Когда Клеомен подъезжал к караульному посту Никодима, высланный навстречу ему гонец донёс, что с Акрополя спускается отряд людей, безоружных с масличными ветвями в руках. Радость озарила дотоле озабоченное лицо спартиата. Он понял, что теперь его дело выиграно, и, наскоро дав посланному приказание ввести пленных под усиленным конвоем в царский шатёр, сам немедленно направился туда же.
— Итак, это ты? Ты Писистратид Гиппий, заставивший нас, спартанцев, взяться за оружие и осадить тебя в твоём родном городе, где ты некогда был полновластным государем?
С этими словами обратился агиад Клеомен, сын Анаксандрида, к стоявшему перед ним в покорной позе безоружному человеку, на бледном лице которого были написаны скорбь и отчаяние. Глубокие морщины изрезали высокий лоб Гиппия, обрамлённый белоснежными кудрями.
— Это я и я пришёл к тебе не как властный повелитель, а как смиренный, удручённый несчастьем простой гражданин, о Клеомен.
Голос Писистратида звучал глухо: в нём ясно слышались сдерживаемые рыдания. Гиппий смиренно опустил глаза. Вся его мощная фигура сгорбилась под тяжестью обрушившегося на него несчастья.
— А знаешь ли ты, сын Писистрата, что тебе грозит смертная казнь, как предателю родины? Ведомо ли тебе, что одного моего слова достаточно, чтобы раздавить тебя, как червя?
Клеомен вперил пристальный взгляд в стоявшего перед ним человека, как будто хотел пронзить его насквозь.

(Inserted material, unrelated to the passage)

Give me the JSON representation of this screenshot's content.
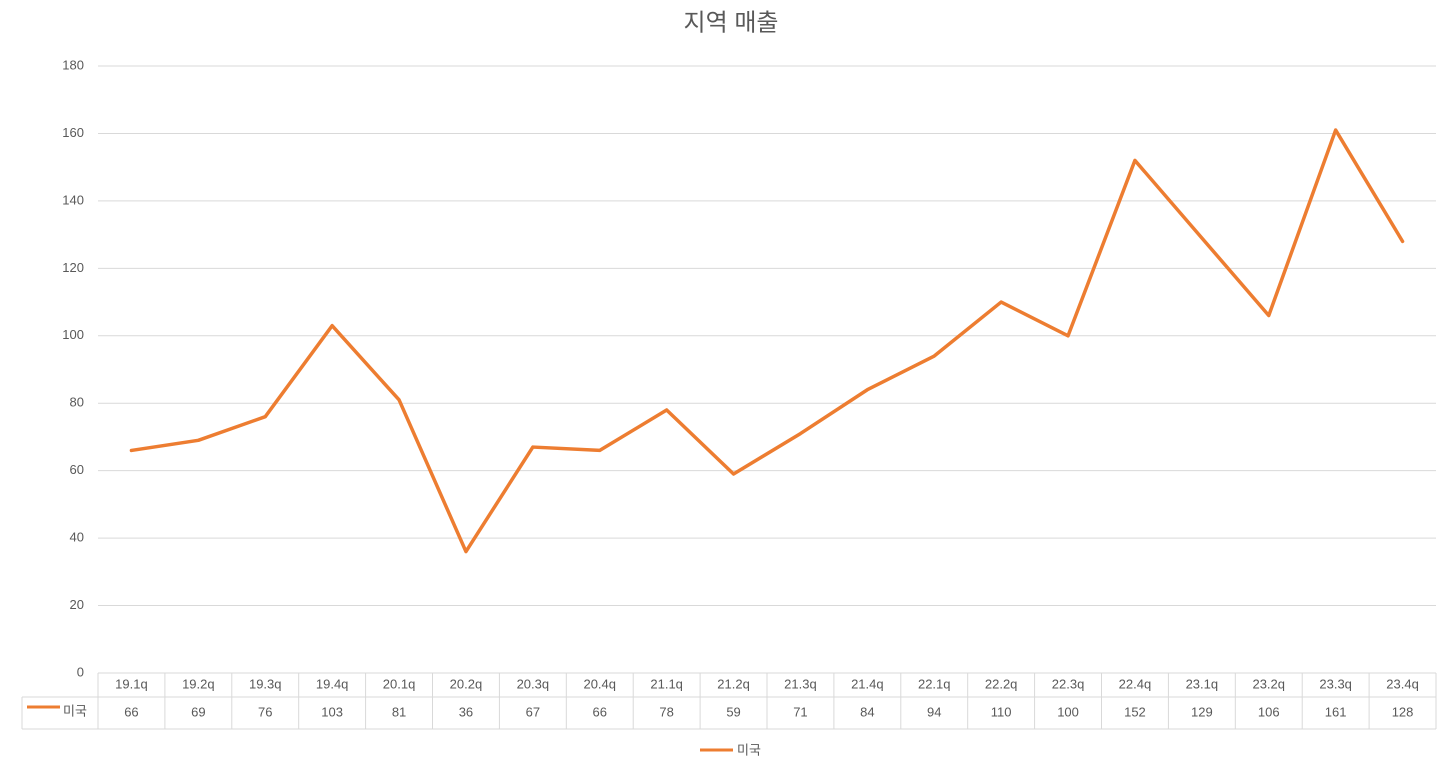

— Знаю, что я в твоей власти. Но знаю также, что ты — спартанец, Клеомен. Я знаю, что не жизни моей и не унижения моего тебе нужно. Ты добиваешься своей цели — отмстить за поражение Анхимола и вернуть Аттику Алкмеонидам. Первого ты, о царь, с помощью богов достиг в битве у Паллен; во втором помогу тебе я сам... Эта миртовая ветвь в руках моих тебе доказательство, что я пришёл сюда с миром и для мира.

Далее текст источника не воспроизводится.